Synthetic peptide substrates for the cell division cycle regulated protein kinase, p34^cdc2, have been developed and characterized. These peptides are based on the sequences of two known substrates of the enzyme, Simian Virus 40 Large T antigen and the human cellular recessive oncogene product, p53. The peptide sequences are H-A-D-A-Q-H-A-T-P-P-K-K-K-R-K-V-E-D-P-K-D-F-OH (T antigen) and H-K-R-A-L-P-N-N-T-S-S-S-P-Q-P-K-K-K-P-L-D-G-E-Y-NH₂ (p53), and they have been employed in a rapid assay of phosphorylation in vitro.
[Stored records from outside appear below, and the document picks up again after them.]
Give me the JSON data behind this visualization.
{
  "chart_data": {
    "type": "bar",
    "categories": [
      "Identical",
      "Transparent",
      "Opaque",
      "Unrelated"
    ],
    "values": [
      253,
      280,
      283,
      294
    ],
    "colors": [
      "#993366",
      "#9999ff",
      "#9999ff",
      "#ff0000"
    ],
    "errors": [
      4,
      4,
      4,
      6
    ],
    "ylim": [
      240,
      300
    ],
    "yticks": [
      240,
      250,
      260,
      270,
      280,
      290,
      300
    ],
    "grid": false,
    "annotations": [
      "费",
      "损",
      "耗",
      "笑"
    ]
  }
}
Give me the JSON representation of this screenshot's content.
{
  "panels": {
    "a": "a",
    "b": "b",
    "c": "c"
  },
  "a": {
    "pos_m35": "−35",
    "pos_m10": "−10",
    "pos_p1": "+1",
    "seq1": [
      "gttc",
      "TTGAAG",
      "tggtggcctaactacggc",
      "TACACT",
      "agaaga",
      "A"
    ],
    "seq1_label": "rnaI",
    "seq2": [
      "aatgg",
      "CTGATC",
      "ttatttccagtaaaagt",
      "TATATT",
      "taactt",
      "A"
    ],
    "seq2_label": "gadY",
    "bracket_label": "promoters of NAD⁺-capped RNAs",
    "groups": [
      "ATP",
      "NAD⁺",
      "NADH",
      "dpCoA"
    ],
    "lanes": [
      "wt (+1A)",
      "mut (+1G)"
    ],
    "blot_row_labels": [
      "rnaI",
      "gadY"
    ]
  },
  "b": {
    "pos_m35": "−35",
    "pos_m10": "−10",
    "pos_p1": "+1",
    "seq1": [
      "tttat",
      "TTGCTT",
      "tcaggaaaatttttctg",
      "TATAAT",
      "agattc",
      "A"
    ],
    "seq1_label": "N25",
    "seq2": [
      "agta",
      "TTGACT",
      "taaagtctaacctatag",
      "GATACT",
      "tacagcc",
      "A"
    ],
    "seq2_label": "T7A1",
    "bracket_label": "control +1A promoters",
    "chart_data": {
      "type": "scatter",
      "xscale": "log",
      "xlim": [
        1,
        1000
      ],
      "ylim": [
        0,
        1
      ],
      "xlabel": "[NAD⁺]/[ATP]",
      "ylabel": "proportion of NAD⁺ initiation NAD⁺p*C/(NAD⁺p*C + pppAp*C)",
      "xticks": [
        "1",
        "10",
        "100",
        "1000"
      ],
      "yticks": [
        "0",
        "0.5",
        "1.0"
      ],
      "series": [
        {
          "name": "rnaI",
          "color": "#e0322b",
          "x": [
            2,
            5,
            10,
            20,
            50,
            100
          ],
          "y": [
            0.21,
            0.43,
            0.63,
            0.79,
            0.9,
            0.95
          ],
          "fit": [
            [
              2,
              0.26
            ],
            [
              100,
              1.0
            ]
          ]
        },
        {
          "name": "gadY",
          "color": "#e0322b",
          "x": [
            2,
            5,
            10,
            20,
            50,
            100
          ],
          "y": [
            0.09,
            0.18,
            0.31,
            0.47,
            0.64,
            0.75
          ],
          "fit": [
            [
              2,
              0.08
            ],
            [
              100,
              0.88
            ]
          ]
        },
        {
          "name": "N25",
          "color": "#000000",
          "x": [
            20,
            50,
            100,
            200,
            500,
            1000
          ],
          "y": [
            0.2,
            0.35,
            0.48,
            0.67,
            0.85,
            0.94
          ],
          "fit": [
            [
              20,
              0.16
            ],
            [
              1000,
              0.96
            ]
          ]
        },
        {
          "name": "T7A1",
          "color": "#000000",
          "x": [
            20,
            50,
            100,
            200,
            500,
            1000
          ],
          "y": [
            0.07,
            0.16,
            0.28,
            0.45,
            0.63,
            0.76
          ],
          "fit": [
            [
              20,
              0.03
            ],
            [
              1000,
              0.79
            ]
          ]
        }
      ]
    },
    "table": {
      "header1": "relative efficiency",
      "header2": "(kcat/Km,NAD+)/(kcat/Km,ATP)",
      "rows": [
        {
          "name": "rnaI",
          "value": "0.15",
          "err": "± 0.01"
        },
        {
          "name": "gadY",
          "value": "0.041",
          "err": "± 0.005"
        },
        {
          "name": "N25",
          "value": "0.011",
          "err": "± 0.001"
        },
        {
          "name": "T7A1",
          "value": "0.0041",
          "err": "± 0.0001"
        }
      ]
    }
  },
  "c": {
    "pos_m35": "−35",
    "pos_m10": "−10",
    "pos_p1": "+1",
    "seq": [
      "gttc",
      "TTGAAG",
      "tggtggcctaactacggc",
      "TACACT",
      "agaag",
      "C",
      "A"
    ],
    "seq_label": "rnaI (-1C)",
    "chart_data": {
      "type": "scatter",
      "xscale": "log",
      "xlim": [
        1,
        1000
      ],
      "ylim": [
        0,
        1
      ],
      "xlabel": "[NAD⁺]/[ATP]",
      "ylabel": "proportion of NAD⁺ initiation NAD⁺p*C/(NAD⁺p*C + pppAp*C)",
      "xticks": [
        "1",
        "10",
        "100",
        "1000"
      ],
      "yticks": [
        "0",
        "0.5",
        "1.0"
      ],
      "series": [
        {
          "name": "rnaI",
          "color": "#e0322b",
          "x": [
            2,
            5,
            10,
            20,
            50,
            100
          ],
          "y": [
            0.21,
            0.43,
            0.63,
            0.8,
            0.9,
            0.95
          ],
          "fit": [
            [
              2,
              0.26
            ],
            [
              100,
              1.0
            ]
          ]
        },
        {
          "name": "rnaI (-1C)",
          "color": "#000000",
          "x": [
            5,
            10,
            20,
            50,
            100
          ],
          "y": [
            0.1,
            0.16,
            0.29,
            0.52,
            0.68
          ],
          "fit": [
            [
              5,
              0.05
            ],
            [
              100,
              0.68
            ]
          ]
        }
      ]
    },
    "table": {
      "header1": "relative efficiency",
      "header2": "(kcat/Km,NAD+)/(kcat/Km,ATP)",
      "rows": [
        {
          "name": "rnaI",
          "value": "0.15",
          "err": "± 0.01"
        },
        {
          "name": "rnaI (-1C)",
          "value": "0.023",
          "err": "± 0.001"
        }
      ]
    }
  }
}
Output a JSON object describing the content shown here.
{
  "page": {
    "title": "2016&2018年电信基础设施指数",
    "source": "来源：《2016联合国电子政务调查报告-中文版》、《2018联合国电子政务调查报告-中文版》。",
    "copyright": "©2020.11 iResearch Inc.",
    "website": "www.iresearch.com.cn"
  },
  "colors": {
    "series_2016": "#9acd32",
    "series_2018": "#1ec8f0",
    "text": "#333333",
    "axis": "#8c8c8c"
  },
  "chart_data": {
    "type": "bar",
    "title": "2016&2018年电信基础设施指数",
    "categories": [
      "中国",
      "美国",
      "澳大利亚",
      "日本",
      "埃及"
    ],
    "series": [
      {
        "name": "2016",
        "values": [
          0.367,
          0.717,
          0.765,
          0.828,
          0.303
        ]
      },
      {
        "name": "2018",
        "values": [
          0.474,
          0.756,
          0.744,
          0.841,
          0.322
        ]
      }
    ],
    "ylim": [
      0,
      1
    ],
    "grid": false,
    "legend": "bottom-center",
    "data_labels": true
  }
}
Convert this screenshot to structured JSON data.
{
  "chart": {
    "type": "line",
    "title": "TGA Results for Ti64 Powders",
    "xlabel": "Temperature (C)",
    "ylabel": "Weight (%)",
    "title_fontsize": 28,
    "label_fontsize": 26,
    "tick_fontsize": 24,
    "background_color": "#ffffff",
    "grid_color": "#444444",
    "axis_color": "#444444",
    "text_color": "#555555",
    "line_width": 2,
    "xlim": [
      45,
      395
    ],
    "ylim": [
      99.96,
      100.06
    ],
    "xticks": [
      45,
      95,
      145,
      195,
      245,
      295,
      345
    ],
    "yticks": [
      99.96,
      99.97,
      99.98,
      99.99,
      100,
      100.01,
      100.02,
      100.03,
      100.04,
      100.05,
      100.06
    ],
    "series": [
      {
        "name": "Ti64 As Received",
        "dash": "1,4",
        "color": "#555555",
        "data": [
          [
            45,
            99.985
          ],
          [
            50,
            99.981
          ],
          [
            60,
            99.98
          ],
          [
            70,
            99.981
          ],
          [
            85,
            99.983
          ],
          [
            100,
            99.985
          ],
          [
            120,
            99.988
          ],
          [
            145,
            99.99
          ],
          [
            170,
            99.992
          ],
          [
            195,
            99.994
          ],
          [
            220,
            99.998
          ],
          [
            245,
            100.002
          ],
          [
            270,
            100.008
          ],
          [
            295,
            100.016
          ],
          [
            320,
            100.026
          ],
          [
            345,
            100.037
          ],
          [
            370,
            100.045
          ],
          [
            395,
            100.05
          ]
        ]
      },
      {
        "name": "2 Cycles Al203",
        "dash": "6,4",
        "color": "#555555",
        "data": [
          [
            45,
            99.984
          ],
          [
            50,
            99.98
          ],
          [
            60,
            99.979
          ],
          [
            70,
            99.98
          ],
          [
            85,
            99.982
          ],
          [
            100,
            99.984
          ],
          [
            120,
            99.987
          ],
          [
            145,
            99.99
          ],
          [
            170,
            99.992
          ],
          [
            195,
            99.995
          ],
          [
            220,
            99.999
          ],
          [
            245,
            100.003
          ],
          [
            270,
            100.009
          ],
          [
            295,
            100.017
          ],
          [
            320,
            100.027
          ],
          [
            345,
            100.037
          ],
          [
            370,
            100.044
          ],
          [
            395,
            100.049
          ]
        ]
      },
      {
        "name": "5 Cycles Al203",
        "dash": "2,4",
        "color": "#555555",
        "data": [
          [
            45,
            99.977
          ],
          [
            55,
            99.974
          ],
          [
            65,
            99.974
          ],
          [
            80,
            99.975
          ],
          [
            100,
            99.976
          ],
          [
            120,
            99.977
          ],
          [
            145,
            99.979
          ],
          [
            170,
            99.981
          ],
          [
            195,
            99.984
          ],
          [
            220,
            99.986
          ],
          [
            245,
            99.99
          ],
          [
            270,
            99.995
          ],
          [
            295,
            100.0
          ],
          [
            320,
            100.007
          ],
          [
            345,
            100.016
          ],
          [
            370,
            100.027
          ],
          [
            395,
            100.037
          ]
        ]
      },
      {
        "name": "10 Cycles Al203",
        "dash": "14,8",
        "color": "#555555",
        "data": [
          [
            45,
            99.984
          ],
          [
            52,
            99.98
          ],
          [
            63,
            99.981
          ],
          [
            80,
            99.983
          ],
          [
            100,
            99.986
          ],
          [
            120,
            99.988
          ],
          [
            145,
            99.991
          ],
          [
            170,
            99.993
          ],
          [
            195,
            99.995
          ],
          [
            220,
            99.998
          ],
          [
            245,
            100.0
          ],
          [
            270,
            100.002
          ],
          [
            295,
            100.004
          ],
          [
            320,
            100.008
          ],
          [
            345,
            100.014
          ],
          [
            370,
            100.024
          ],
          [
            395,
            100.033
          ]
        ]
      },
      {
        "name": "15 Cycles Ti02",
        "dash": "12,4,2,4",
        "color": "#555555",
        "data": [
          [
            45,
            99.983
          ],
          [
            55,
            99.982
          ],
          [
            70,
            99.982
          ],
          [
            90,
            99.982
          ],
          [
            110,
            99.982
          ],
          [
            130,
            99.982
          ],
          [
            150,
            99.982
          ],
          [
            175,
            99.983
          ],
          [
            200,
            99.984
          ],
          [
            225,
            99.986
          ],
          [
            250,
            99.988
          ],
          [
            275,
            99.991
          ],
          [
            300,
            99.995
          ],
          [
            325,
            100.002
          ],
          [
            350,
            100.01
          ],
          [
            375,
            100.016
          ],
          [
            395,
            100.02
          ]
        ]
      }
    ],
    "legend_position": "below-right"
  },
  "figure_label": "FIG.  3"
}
Both peptides show linear kinetics and an apparent K_m of 74 and 120 μM, respectively, for the purified human enzyme. The T antigen peptide is specifically phosphorylated by p34^cdc2 and not by seven other protein serine/threonine kinases, chosen because they represent major classes of such enzymes. The peptides have been used in whole cell lysates to detect protein kinase activity, and the cell cycle variation of this activity is comparable to that measured with specific immune and affinity complexs of p34^cdc2. In addition, the peptide phosphorylation detected in mitotic cells is depleted by affinity adsorption of p34^cdc2 using either antibodies to p34^cdc2 or by immobilized p13, a p34^cdc2-binding protein. Purification of peptide kinase activity from mitotic HeLa cells yields an enzyme indistinguishable from p34^cdc2. These peptides should be useful in the investigation of p34^cdc2 protein kinases and their regulation throughout the cell division cycle.